Ich verstand die Aufgaben auch nicht. Ich verstand gar nichts aus diesem verdammten Buch. Mit meinen Haaren verdeckte ich mein Gesicht, als Mr. Jefferson auf Nancy zuging. Er ging in die Lücke zwischen meinem und ihrem Tisch, sodass sein Hintern Zentimeter von meinem Gesicht entfernt war. Angeekelt rutschte ich, so weit es ging, weg. Nicht, dass er hässlich war. Es war viel plausibler, er war einfach ein perverses, hormongesteuertes Schwein.

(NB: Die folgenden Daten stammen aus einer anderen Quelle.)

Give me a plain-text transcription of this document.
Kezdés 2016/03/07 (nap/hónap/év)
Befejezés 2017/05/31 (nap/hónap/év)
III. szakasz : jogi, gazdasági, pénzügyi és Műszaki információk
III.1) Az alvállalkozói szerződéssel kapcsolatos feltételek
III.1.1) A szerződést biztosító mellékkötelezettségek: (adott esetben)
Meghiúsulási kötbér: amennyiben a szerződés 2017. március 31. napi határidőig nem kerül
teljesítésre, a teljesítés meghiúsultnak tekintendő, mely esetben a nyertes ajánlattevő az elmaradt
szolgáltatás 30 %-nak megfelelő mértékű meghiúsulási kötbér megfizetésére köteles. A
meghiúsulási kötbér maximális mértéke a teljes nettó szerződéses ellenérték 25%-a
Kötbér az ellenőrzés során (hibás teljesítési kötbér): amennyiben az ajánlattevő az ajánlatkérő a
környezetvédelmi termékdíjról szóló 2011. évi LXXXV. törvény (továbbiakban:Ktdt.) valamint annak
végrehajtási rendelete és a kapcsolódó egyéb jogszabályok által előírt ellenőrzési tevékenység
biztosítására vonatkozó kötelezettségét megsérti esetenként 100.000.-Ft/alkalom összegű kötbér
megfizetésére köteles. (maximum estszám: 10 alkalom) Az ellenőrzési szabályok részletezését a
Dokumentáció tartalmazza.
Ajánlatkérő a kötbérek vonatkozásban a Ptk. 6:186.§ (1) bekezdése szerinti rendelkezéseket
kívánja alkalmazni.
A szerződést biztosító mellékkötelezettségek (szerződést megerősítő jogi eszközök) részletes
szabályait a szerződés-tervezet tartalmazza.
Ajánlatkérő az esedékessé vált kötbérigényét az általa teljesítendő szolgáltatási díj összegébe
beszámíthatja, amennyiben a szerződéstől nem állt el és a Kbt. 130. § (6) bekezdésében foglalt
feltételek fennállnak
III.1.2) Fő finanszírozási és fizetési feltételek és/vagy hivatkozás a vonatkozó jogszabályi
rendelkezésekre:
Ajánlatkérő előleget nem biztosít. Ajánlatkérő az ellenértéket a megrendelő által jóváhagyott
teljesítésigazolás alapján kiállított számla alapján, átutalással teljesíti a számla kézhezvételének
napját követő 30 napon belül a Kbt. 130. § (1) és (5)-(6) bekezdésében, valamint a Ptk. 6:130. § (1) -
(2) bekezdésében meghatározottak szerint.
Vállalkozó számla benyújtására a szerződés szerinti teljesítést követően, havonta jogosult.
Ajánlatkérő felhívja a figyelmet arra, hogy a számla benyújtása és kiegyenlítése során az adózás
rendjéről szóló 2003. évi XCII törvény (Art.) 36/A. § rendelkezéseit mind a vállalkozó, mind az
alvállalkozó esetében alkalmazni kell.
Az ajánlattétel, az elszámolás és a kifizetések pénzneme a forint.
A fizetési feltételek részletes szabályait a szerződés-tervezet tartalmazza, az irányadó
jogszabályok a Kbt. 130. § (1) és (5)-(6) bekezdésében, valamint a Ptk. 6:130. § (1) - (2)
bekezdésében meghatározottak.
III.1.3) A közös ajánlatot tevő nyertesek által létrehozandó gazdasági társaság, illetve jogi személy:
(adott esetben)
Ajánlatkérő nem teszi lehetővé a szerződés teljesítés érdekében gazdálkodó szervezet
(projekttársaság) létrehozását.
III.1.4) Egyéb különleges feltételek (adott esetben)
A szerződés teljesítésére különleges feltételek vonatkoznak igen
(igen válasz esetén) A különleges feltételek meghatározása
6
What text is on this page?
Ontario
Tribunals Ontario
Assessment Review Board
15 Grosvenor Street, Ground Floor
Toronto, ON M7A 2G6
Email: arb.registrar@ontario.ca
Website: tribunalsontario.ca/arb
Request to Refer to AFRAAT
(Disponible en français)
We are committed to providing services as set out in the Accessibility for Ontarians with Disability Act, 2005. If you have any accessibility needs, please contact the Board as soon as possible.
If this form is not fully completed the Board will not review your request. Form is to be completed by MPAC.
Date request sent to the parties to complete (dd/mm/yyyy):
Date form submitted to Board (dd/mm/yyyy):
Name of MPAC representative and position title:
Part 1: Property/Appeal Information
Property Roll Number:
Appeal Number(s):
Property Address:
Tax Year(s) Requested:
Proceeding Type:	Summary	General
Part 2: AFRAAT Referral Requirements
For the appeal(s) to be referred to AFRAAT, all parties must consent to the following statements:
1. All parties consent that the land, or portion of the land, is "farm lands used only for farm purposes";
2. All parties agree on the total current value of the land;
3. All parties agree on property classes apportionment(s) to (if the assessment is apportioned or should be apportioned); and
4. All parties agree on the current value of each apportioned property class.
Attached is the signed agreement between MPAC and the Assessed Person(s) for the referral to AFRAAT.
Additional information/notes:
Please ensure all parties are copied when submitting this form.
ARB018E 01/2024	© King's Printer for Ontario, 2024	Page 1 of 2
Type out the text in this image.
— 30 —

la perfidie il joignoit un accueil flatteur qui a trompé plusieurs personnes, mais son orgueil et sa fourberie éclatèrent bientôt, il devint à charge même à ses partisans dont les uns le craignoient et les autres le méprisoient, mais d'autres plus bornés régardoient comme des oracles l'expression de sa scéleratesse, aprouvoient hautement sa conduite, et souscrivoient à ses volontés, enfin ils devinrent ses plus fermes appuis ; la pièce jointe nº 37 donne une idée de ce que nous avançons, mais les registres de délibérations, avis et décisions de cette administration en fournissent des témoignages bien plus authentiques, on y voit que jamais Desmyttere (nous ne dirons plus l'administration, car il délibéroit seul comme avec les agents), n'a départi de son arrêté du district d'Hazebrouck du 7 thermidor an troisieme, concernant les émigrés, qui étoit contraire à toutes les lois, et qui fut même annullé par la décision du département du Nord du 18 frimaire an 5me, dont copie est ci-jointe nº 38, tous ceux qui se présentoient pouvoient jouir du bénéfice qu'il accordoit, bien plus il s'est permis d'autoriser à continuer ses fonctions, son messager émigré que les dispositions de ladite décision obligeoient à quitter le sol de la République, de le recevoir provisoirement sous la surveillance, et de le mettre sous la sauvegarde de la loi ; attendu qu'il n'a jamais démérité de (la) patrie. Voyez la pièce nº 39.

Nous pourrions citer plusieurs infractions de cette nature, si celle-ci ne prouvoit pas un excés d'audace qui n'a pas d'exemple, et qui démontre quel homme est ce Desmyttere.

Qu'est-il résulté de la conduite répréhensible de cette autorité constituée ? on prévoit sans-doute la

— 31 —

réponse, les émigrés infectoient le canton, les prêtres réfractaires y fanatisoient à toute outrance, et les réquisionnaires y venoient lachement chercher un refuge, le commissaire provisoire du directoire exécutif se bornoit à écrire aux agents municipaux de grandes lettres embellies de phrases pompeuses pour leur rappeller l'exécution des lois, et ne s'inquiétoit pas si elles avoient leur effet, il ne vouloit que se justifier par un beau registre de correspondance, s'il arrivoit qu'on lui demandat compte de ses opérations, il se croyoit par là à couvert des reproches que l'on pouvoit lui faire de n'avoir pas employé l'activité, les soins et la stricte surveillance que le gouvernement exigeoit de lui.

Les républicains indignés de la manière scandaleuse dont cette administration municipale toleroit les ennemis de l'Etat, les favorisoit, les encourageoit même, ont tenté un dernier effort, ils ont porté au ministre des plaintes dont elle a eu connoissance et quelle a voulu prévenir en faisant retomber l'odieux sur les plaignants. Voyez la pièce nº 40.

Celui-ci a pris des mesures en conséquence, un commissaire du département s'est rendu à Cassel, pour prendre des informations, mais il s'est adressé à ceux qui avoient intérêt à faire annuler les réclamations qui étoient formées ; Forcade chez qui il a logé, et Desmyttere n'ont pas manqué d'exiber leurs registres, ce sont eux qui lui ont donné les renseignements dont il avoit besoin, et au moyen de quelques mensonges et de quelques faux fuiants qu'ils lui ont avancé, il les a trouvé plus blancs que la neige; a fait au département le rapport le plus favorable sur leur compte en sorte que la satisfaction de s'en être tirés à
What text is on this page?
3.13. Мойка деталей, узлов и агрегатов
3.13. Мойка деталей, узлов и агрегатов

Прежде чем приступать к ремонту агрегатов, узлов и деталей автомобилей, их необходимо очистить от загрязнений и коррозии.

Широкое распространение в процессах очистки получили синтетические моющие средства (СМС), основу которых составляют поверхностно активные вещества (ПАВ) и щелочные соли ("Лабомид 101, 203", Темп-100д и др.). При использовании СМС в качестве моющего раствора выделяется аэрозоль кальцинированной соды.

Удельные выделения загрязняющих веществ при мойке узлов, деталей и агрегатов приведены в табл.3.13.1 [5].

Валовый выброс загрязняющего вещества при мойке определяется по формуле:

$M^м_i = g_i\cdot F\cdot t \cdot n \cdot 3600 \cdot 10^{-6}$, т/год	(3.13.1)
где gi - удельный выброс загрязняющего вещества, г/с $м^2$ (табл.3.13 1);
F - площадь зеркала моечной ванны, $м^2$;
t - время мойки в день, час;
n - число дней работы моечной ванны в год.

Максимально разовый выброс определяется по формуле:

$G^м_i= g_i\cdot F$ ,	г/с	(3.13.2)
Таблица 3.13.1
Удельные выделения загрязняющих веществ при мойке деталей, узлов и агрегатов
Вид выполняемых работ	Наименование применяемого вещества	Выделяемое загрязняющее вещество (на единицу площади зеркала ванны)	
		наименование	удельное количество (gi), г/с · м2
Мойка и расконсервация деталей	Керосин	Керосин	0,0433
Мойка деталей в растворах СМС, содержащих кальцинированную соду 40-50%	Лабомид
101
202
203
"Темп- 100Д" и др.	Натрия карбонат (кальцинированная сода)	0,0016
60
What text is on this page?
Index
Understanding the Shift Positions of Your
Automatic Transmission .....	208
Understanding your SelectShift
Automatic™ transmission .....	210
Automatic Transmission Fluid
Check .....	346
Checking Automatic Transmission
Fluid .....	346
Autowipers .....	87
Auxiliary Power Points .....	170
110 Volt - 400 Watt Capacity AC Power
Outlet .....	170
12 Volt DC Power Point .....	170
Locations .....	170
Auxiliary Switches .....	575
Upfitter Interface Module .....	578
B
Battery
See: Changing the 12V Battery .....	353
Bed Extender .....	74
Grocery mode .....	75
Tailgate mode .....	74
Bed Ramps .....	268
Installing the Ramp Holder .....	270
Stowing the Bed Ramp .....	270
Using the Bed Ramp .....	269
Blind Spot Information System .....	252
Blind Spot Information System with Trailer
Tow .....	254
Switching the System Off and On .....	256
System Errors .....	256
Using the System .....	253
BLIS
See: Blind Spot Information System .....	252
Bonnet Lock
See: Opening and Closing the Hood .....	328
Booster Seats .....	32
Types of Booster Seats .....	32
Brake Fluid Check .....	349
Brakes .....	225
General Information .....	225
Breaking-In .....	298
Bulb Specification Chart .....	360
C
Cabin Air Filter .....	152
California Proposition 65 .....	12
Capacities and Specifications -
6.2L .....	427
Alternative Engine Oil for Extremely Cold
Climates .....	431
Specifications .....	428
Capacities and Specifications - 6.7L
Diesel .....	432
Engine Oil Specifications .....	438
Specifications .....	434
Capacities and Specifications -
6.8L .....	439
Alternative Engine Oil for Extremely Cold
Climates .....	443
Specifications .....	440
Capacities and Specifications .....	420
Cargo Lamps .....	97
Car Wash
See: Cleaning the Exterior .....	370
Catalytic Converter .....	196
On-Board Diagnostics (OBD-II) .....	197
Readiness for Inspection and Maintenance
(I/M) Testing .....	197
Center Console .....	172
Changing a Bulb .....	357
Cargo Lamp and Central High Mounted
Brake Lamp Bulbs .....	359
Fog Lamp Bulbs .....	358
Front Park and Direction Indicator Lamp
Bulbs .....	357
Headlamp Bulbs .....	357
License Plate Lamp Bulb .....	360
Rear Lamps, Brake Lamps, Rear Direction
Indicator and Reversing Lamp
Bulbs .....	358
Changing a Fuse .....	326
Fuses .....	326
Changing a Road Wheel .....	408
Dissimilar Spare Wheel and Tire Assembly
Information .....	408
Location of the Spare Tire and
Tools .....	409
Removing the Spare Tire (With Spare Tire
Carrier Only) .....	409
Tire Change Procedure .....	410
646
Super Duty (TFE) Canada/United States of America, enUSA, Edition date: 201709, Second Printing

So hörte ich trotzdem die Worte, die Nancy ihm zuraunte. "Vielleicht könnten Sie mir die Aufgaben nach der Stunde... etwas ausführlicher erklären." Ich konnte mir schon vorstellen, wie sein Blick auf ihren nicht gerade dezenten Ausschnitt und den Inhalt darin schnellte und sie ihn aus ihren dunkelblauen, etwas schrägstehenden Augen ansah.

Nach dieser sinnlosen Mathestunde verließ ich mit all den anderen Schülern, welche auch im Heim wohnen, das Schulgebäude und ging durch den Gang, der Heim und Schule verband, die Treppe hoch, um in den Flur zu gelangen, auf dem sich mein Zimmer befand. Dort durfte es dann heißen, zwei Stunden nichts zu machen, um danach nach draußen zu gehen, wo Mrs. Hood uns zweimal um den Platz jagen wird, von wegen "Freizeitsport".

Ich fischte den Schlüssel aus meiner Hosentasche und schloss die Tür auf.